Terry moved her chin slightly to indicate that Charlie was returning. She sipped her tea and when she put down her cup she smiled at Charlie. Margaret watched as Charlie sat down.

“What kind of horrible things have you two been discussing?” Charlie asked.

“Why is it that whenever a man sees two women together he assumes they've been talking about him?”
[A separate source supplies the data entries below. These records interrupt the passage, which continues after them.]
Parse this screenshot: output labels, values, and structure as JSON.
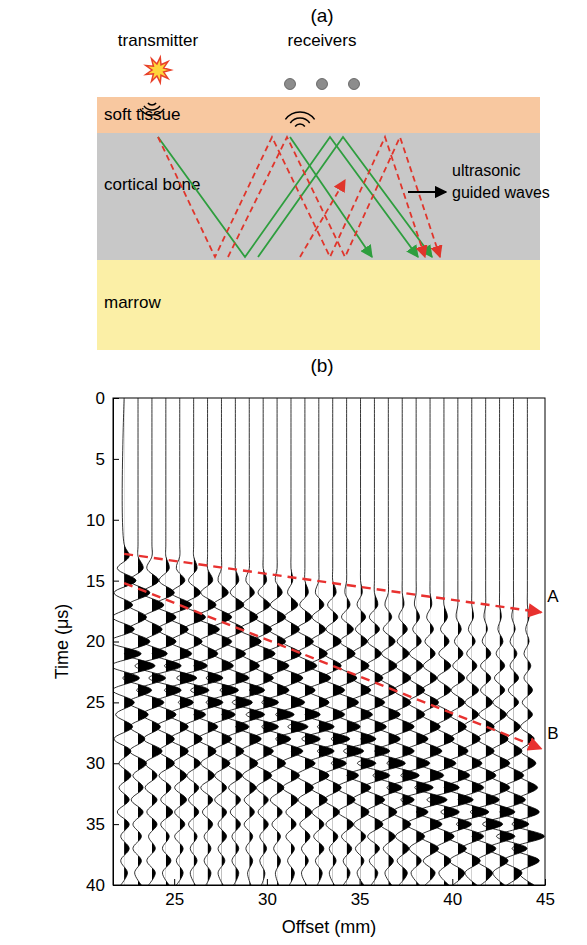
{
  "diagram": {
    "panel_label": "(a)",
    "transmitter": "transmitter",
    "receivers": "receivers",
    "layers": [
      "soft tissue",
      "cortical bone",
      "marrow"
    ],
    "wave_label": "ultrasonic guided waves"
  },
  "chart_data": {
    "type": "wiggle",
    "panel_label": "(b)",
    "x_label": "Offset (mm)",
    "y_label": "Time (μs)",
    "xlim": [
      21.7,
      45
    ],
    "xticks": [
      25,
      30,
      35,
      40,
      45
    ],
    "ylim": [
      0,
      40
    ],
    "yticks": [
      0,
      5,
      10,
      15,
      20,
      25,
      30,
      35,
      40
    ],
    "color": "#000000",
    "time": [
      0,
      12,
      13,
      14,
      15,
      16,
      17,
      18,
      19,
      20,
      21,
      22,
      23,
      24,
      25,
      26,
      27,
      28,
      29,
      30,
      31,
      32,
      33,
      34,
      35,
      36,
      37,
      38,
      39,
      40
    ],
    "traces": [
      {
        "offset": 22.3,
        "values": [
          0,
          0,
          0.3,
          -0.4,
          0.7,
          -0.6,
          0.5,
          -0.7,
          0.6,
          -0.9,
          1.0,
          -0.8,
          0.9,
          -0.7,
          0.6,
          -0.5,
          0.5,
          -0.6,
          0.4,
          -0.3,
          0.4,
          -0.3,
          0.3,
          -0.4,
          0.3,
          -0.2,
          0.3,
          -0.2,
          0.2,
          -0.2
        ]
      },
      {
        "offset": 23.05,
        "values": [
          0,
          0,
          0,
          0.3,
          -0.5,
          0.7,
          -0.6,
          0.5,
          -0.6,
          0.7,
          -0.8,
          1.0,
          -0.9,
          0.8,
          -0.6,
          0.6,
          -0.5,
          0.4,
          -0.5,
          0.5,
          -0.3,
          0.3,
          -0.4,
          0.3,
          -0.3,
          0.2,
          -0.3,
          0.2,
          -0.2,
          0.2
        ]
      },
      {
        "offset": 23.8,
        "values": [
          0,
          0,
          0,
          -0.3,
          0.4,
          -0.6,
          0.7,
          -0.5,
          0.6,
          -0.5,
          0.9,
          -1.0,
          0.8,
          -0.9,
          0.7,
          -0.6,
          0.5,
          -0.5,
          0.6,
          -0.4,
          0.3,
          -0.4,
          0.3,
          -0.3,
          0.3,
          -0.2,
          0.2,
          -0.3,
          0.2,
          -0.2
        ]
      },
      {
        "offset": 24.55,
        "values": [
          0,
          0,
          0,
          0.2,
          -0.4,
          0.5,
          -0.7,
          0.6,
          -0.5,
          0.6,
          -0.8,
          0.9,
          -1.0,
          0.9,
          -0.7,
          0.6,
          -0.6,
          0.5,
          -0.4,
          0.5,
          -0.4,
          0.3,
          -0.3,
          0.4,
          -0.3,
          0.2,
          -0.2,
          0.3,
          -0.2,
          0.2
        ]
      },
      {
        "offset": 25.3,
        "values": [
          0,
          0,
          0,
          -0.2,
          0.3,
          -0.5,
          0.7,
          -0.7,
          0.5,
          -0.6,
          0.7,
          -0.9,
          1.0,
          -0.9,
          0.8,
          -0.7,
          0.5,
          -0.6,
          0.5,
          -0.4,
          0.4,
          -0.3,
          0.4,
          -0.3,
          0.3,
          -0.3,
          0.2,
          -0.2,
          0.2,
          -0.2
        ]
      },
      {
        "offset": 26.05,
        "values": [
          0,
          0,
          0,
          0.2,
          -0.3,
          0.4,
          -0.6,
          0.7,
          -0.6,
          0.5,
          -0.7,
          0.8,
          -1.0,
          0.9,
          -0.9,
          0.7,
          -0.6,
          0.5,
          -0.5,
          0.4,
          -0.4,
          0.3,
          -0.3,
          0.3,
          -0.3,
          0.2,
          -0.2,
          0.2,
          -0.2,
          0.1
        ]
      },
      {
        "offset": 26.8,
        "values": [
          0,
          0,
          0,
          0,
          0.3,
          -0.4,
          0.5,
          -0.7,
          0.7,
          -0.5,
          0.6,
          -0.8,
          0.9,
          -1.0,
          0.9,
          -0.8,
          0.6,
          -0.6,
          0.5,
          -0.4,
          0.4,
          -0.4,
          0.3,
          -0.3,
          0.3,
          -0.2,
          0.2,
          -0.2,
          0.2,
          -0.1
        ]
      },
      {
        "offset": 27.55,
        "values": [
          0,
          0,
          0,
          0,
          -0.2,
          0.4,
          -0.5,
          0.6,
          -0.7,
          0.6,
          -0.5,
          0.7,
          -0.9,
          1.0,
          -0.9,
          0.8,
          -0.7,
          0.6,
          -0.5,
          0.5,
          -0.4,
          0.3,
          -0.4,
          0.3,
          -0.2,
          0.3,
          -0.2,
          0.2,
          -0.2,
          0.1
        ]
      },
      {
        "offset": 28.3,
        "values": [
          0,
          0,
          0,
          0,
          0.2,
          -0.3,
          0.5,
          -0.6,
          0.5,
          -0.7,
          0.6,
          -0.6,
          0.8,
          -0.9,
          1.0,
          -0.8,
          0.8,
          -0.6,
          0.5,
          -0.5,
          0.4,
          -0.4,
          0.3,
          -0.3,
          0.3,
          -0.2,
          0.2,
          -0.2,
          0.2,
          -0.1
        ]
      },
      {
        "offset": 29.05,
        "values": [
          0,
          0,
          0,
          0,
          -0.2,
          0.3,
          -0.4,
          0.5,
          -0.6,
          0.7,
          -0.5,
          0.6,
          -0.7,
          0.9,
          -1.0,
          0.9,
          -0.8,
          0.7,
          -0.5,
          0.5,
          -0.4,
          0.4,
          -0.3,
          0.3,
          -0.3,
          0.2,
          -0.2,
          0.2,
          -0.1,
          0.1
        ]
      },
      {
        "offset": 29.8,
        "values": [
          0,
          0,
          0,
          0,
          0.2,
          -0.3,
          0.4,
          -0.5,
          0.5,
          -0.6,
          0.7,
          -0.6,
          0.6,
          -0.8,
          0.9,
          -1.0,
          0.9,
          -0.7,
          0.6,
          -0.5,
          0.5,
          -0.4,
          0.3,
          -0.3,
          0.3,
          -0.2,
          0.2,
          -0.2,
          0.1,
          -0.1
        ]
      },
      {
        "offset": 30.55,
        "values": [
          0,
          0,
          0,
          0,
          -0.1,
          0.3,
          -0.4,
          0.5,
          -0.5,
          0.5,
          -0.7,
          0.7,
          -0.6,
          0.7,
          -0.9,
          1.0,
          -0.9,
          0.8,
          -0.6,
          0.5,
          -0.5,
          0.4,
          -0.4,
          0.3,
          -0.3,
          0.2,
          -0.2,
          0.2,
          -0.1,
          0.1
        ]
      },
      {
        "offset": 31.3,
        "values": [
          0,
          0,
          0,
          0,
          0.1,
          -0.2,
          0.4,
          -0.4,
          0.5,
          -0.5,
          0.6,
          -0.7,
          0.7,
          -0.6,
          0.8,
          -0.9,
          1.0,
          -0.9,
          0.7,
          -0.6,
          0.5,
          -0.5,
          0.4,
          -0.3,
          0.3,
          -0.3,
          0.2,
          -0.2,
          0.2,
          -0.1
        ]
      },
      {
        "offset": 32.05,
        "values": [
          0,
          0,
          0,
          0,
          0,
          0.2,
          -0.3,
          0.4,
          -0.5,
          0.5,
          -0.5,
          0.7,
          -0.7,
          0.6,
          -0.7,
          0.9,
          -1.0,
          0.9,
          -0.8,
          0.6,
          -0.5,
          0.5,
          -0.4,
          0.4,
          -0.3,
          0.3,
          -0.2,
          0.2,
          -0.2,
          0.1
        ]
      },
      {
        "offset": 32.8,
        "values": [
          0,
          0,
          0,
          0,
          0,
          -0.2,
          0.3,
          -0.4,
          0.4,
          -0.5,
          0.5,
          -0.6,
          0.7,
          -0.7,
          0.6,
          -0.8,
          0.9,
          -1.0,
          0.9,
          -0.7,
          0.6,
          -0.5,
          0.5,
          -0.4,
          0.3,
          -0.3,
          0.3,
          -0.2,
          0.2,
          -0.1
        ]
      },
      {
        "offset": 33.55,
        "values": [
          0,
          0,
          0,
          0,
          0,
          0.2,
          -0.3,
          0.3,
          -0.4,
          0.5,
          -0.5,
          0.5,
          -0.6,
          0.7,
          -0.7,
          0.7,
          -0.9,
          1.0,
          -0.9,
          0.8,
          -0.6,
          0.5,
          -0.5,
          0.4,
          -0.4,
          0.3,
          -0.2,
          0.2,
          -0.2,
          0.1
        ]
      },
      {
        "offset": 34.3,
        "values": [
          0,
          0,
          0,
          0,
          0,
          -0.1,
          0.2,
          -0.3,
          0.4,
          -0.4,
          0.5,
          -0.5,
          0.6,
          -0.7,
          0.7,
          -0.6,
          0.8,
          -0.9,
          1.0,
          -0.9,
          0.7,
          -0.6,
          0.5,
          -0.5,
          0.4,
          -0.3,
          0.3,
          -0.2,
          0.2,
          -0.2
        ]
      },
      {
        "offset": 35.05,
        "values": [
          0,
          0,
          0,
          0,
          0,
          0.1,
          -0.2,
          0.3,
          -0.3,
          0.4,
          -0.5,
          0.5,
          -0.5,
          0.6,
          -0.7,
          0.7,
          -0.7,
          0.9,
          -1.0,
          0.9,
          -0.8,
          0.6,
          -0.5,
          0.5,
          -0.4,
          0.3,
          -0.3,
          0.2,
          -0.2,
          0.2
        ]
      },
      {
        "offset": 35.8,
        "values": [
          0,
          0,
          0,
          0,
          0,
          0,
          0.2,
          -0.3,
          0.3,
          -0.4,
          0.4,
          -0.5,
          0.5,
          -0.6,
          0.6,
          -0.7,
          0.7,
          -0.8,
          0.9,
          -1.0,
          0.9,
          -0.7,
          0.6,
          -0.5,
          0.5,
          -0.4,
          0.3,
          -0.3,
          0.2,
          -0.2
        ]
      },
      {
        "offset": 36.55,
        "values": [
          0,
          0,
          0,
          0,
          0,
          0,
          -0.2,
          0.2,
          -0.3,
          0.4,
          -0.4,
          0.5,
          -0.5,
          0.5,
          -0.6,
          0.7,
          -0.7,
          0.7,
          -0.8,
          1.0,
          -0.9,
          0.8,
          -0.6,
          0.5,
          -0.5,
          0.4,
          -0.3,
          0.3,
          -0.2,
          0.2
        ]
      },
      {
        "offset": 37.3,
        "values": [
          0,
          0,
          0,
          0,
          0,
          0,
          0.1,
          -0.2,
          0.3,
          -0.3,
          0.4,
          -0.4,
          0.5,
          -0.5,
          0.5,
          -0.6,
          0.7,
          -0.7,
          0.7,
          -0.9,
          1.0,
          -0.9,
          0.7,
          -0.6,
          0.5,
          -0.4,
          0.4,
          -0.3,
          0.3,
          -0.2
        ]
      },
      {
        "offset": 38.05,
        "values": [
          0,
          0,
          0,
          0,
          0,
          0,
          -0.1,
          0.2,
          -0.2,
          0.3,
          -0.4,
          0.4,
          -0.4,
          0.5,
          -0.5,
          0.5,
          -0.6,
          0.7,
          -0.7,
          0.8,
          -0.9,
          1.0,
          -0.9,
          0.7,
          -0.6,
          0.5,
          -0.4,
          0.3,
          -0.3,
          0.2
        ]
      },
      {
        "offset": 38.8,
        "values": [
          0,
          0,
          0,
          0,
          0,
          0,
          0.1,
          -0.2,
          0.2,
          -0.3,
          0.3,
          -0.4,
          0.4,
          -0.5,
          0.5,
          -0.5,
          0.6,
          -0.6,
          0.7,
          -0.7,
          0.8,
          -0.9,
          1.0,
          -0.8,
          0.7,
          -0.6,
          0.5,
          -0.4,
          0.3,
          -0.3
        ]
      },
      {
        "offset": 39.55,
        "values": [
          0,
          0,
          0,
          0,
          0,
          0,
          0,
          0.2,
          -0.2,
          0.3,
          -0.3,
          0.4,
          -0.4,
          0.4,
          -0.5,
          0.5,
          -0.5,
          0.6,
          -0.7,
          0.7,
          -0.7,
          0.9,
          -1.0,
          0.9,
          -0.7,
          0.6,
          -0.5,
          0.4,
          -0.3,
          0.3
        ]
      },
      {
        "offset": 40.3,
        "values": [
          0,
          0,
          0,
          0,
          0,
          0,
          0,
          -0.1,
          0.2,
          -0.2,
          0.3,
          -0.3,
          0.4,
          -0.4,
          0.4,
          -0.5,
          0.5,
          -0.5,
          0.6,
          -0.7,
          0.7,
          -0.8,
          0.9,
          -1.0,
          0.8,
          -0.7,
          0.5,
          -0.5,
          0.4,
          -0.3
        ]
      },
      {
        "offset": 41.05,
        "values": [
          0,
          0,
          0,
          0,
          0,
          0,
          0,
          0.1,
          -0.2,
          0.2,
          -0.3,
          0.3,
          -0.3,
          0.4,
          -0.4,
          0.4,
          -0.5,
          0.5,
          -0.6,
          0.6,
          -0.7,
          0.7,
          -0.8,
          1.0,
          -0.9,
          0.7,
          -0.6,
          0.5,
          -0.4,
          0.3
        ]
      },
      {
        "offset": 41.8,
        "values": [
          0,
          0,
          0,
          0,
          0,
          0,
          0,
          -0.1,
          0.1,
          -0.2,
          0.3,
          -0.3,
          0.3,
          -0.3,
          0.4,
          -0.4,
          0.5,
          -0.5,
          0.5,
          -0.6,
          0.6,
          -0.7,
          0.8,
          -0.9,
          1.0,
          -0.8,
          0.6,
          -0.5,
          0.4,
          -0.3
        ]
      },
      {
        "offset": 42.55,
        "values": [
          0,
          0,
          0,
          0,
          0,
          0,
          0,
          0.1,
          -0.1,
          0.2,
          -0.2,
          0.3,
          -0.3,
          0.3,
          -0.4,
          0.4,
          -0.4,
          0.5,
          -0.5,
          0.6,
          -0.6,
          0.6,
          -0.7,
          0.9,
          -1.0,
          0.9,
          -0.7,
          0.5,
          -0.4,
          0.3
        ]
      },
      {
        "offset": 43.3,
        "values": [
          0,
          0,
          0,
          0,
          0,
          0,
          0,
          -0.1,
          0.1,
          -0.2,
          0.2,
          -0.2,
          0.3,
          -0.3,
          0.3,
          -0.4,
          0.4,
          -0.4,
          0.5,
          -0.5,
          0.6,
          -0.6,
          0.7,
          -0.8,
          0.9,
          -1.0,
          0.8,
          -0.6,
          0.5,
          -0.4
        ]
      },
      {
        "offset": 44.05,
        "values": [
          0,
          0,
          0,
          0,
          0,
          0,
          0,
          0.1,
          -0.1,
          0.1,
          -0.2,
          0.2,
          -0.2,
          0.3,
          -0.3,
          0.3,
          -0.4,
          0.4,
          -0.4,
          0.5,
          -0.5,
          0.6,
          -0.6,
          0.7,
          -0.9,
          1.0,
          -0.9,
          0.7,
          -0.5,
          0.4
        ]
      }
    ],
    "annotations": [
      {
        "label": "A",
        "x": [
          22.3,
          44.8
        ],
        "y": [
          12.8,
          17.6
        ],
        "color": "#e8312f",
        "line_style": "dashed"
      },
      {
        "label": "B",
        "x": [
          22.3,
          44.8
        ],
        "y": [
          15.2,
          28.8
        ],
        "color": "#e8312f",
        "line_style": "dashed"
      }
    ]
  }
}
“Because we're paranoid and it's a matter of survival.”

“Who won the game?” Margaret asked.

“Just a battle in an ongoing war,” Charlie said. “Each side claims victory, but I think a careful study of the replay might give the nod to Jordan.”

“What time is it?” Margaret asked.

Charlie glanced at his watch.

“It's getting close to noon.”

“I'm such a bad flier,” Margaret explained to Terry. “And I never trust connections will go off as they should.”

“You're more than welcome to hang out here,” Terry said. “Airports are such horrible places.”

Charlie poured himself a glass of water. He drank it down in a couple of swigs. Then he poured himself more.

“I'll be right back,” Margaret said, rising.

“Good,” Charlie said, “now we can gossip about you.”

“Or start a fan club,” Terry said and reached across the table and took Margaret's hand.

“I'm going to come visit you someday on your farm,” Terry said. “I'd like that very much.”

“I hope you will,” Margaret said. She squeezed Terry's hand. Then she left the table and went toward the house to use the bathroom and to call the airport.